L’article L3212-1 du code de la santé publique dispose qu’une personne atteinte de troubles mentaux ne peut être admise en soins psychiatriques sans son consentement sur la décision du directeur d’un établissement psychiatrique que si :
1° Ses troubles mentaux rendent impossible son consentement ;
2° Son état mental impose des soins immédiats assortis soit d’une surveillance médicale constante justifiant une hospitalisation complète, soit d’une surveillance médicale régulière justifiant une prise en charge sous la forme mentionnée au 2° du I de l’article L. 3211-2-1.
En application de l’article L3216-1 du code de la santé publique, le juge connaît des contestations à l’encontre des hospitalisations sans consentement. Il lui appartient ainsi de contrôler si le contenu des certificats médicaux caractérise les conditions posées par l’article L3212-1 du code de la santé publique. Le magistrat ne peut toutefois porter aucune appréciation d’ordre médical (Cour de cassation, civile, Chambre civile 1, 27 septembre 2017, 16-22.544).
Il résulte de l’article L3212-1 du code de la santé publique qu’en procédure d’admission en raison d’un péril imminent, les certificats de vingt-quatre heures et de soixante-douze heures, rédigés au cours de la période d’observation et de soins, doivent être établis par deux psychiatres distincts.
Sur le fond
Madame [G] a sollicité la mainlevée de la mesure, indiquant ne pas comprendre le sens de la mesure et estimant ne présenter aucun trouble mental, outre le fait que le traitement prescrit à des effets secondaires (la fait baver, se sentir comme un robot).
Me RIOU n’a soulevé aucun moyen quant à la régularité de la procédure et a étayé la demande de sa client sur le fond.
En l’espèce, il résulte des certificats médicaux et de l’avis motivé rédigé le 10 février 2026 par le docteur [Z] que Madame [G] a été admise dans un contexte de troubles du comportement à type désinhibition sur la voie publique associés à des propos délirants et des hallucinations visuelles.
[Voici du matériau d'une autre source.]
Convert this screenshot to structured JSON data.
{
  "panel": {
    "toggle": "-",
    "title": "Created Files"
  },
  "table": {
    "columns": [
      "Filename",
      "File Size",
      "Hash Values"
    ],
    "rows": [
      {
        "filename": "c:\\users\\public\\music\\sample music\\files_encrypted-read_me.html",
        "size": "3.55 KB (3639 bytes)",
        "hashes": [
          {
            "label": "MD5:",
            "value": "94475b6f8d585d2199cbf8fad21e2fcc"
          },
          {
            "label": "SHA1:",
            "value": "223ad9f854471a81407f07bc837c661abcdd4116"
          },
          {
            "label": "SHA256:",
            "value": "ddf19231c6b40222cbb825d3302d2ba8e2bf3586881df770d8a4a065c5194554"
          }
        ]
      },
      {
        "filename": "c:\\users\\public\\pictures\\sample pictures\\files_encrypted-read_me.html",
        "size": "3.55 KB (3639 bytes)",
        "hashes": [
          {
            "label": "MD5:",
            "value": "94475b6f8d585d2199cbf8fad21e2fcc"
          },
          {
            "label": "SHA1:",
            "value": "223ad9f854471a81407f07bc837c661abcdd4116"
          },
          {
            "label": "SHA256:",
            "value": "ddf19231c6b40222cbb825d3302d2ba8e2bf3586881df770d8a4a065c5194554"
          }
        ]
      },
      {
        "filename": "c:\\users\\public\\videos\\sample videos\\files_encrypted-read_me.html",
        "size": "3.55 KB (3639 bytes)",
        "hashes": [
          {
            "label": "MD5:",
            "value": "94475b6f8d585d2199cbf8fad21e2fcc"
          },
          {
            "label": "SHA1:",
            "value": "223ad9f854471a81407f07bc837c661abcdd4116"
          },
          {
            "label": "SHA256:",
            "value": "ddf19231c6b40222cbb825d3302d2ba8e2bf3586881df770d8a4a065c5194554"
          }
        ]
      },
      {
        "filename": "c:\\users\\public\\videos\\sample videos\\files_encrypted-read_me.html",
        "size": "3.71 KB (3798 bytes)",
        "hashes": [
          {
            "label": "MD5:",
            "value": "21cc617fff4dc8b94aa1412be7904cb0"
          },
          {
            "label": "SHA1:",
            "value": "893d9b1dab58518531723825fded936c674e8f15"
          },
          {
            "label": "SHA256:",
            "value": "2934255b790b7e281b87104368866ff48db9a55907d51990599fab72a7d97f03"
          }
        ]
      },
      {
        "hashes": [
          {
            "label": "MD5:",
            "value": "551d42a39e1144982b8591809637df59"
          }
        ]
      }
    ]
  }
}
Il s’agit d’une patiente présentant de nombreux antécédents de passage aux urgences ou d’admission en hospitalisation. Les certificats de la période d’observation relèvent notamment un état d’agitation psychomotrice, un contact fermé, une désorganisation psychique et des idées délirantes. Ces éléments démontrent l’existence d’un trouble mental au sens du code de la santé publique. Au jour de la rédaction de l’avis motivé, il est relevé des bizarreries de contact, un discours empreint d’éléments délirants de type persécutif et une désorganisation psychique. Il est souligné que la patiente est totalement anosognosique et présente des demandes répétées de sortie. Ces éléments démontrent que les troubles mentaux affectant Madame [G] rendent impossible son consentement et que son état mental impose des soins immédiats assortis d’une surveillance médicale constante ou régulière.
Il résulte des éléments précédemment exposés que les conditions posées par l’article L3212-1 du code de la santé publique sont remplies.
En conséquence, la poursuite de l’hospitalisation sans consentement sera autorisée.
PAR CES MOTIFS
Statuant publiquement, par décision réputée contradictoire et en premier ressort :
MAINTENONS la mesure d’hospitalisation pour péril imminent dont fait l’objet Madame [E] [G] au Centre Psychothérapique de [Localité 4] à [Localité 1] ;
RAPPELONS que la présente ordonnance est exécutoire par provision, sous réserve de l’appel du ministère public, lui seul pouvant être déclaré suspensif par le premier président de la Cour d’Appel (référé hospitalisation); qu’elle est susceptible d’appel par les seules parties à l’instance dans un délai de dix jours à compter de sa notification ; que l’appel doit être formé par déclaration motivée transmise par tous moyens au greffe de la cour d’appel de Nancy ;
LAISSONS les dépens à la charge de l’Etat ;
Prononcée le 12 Février 2026 et signée par Philippe LAVAL, juge en charge des hospitalisations sans consentement.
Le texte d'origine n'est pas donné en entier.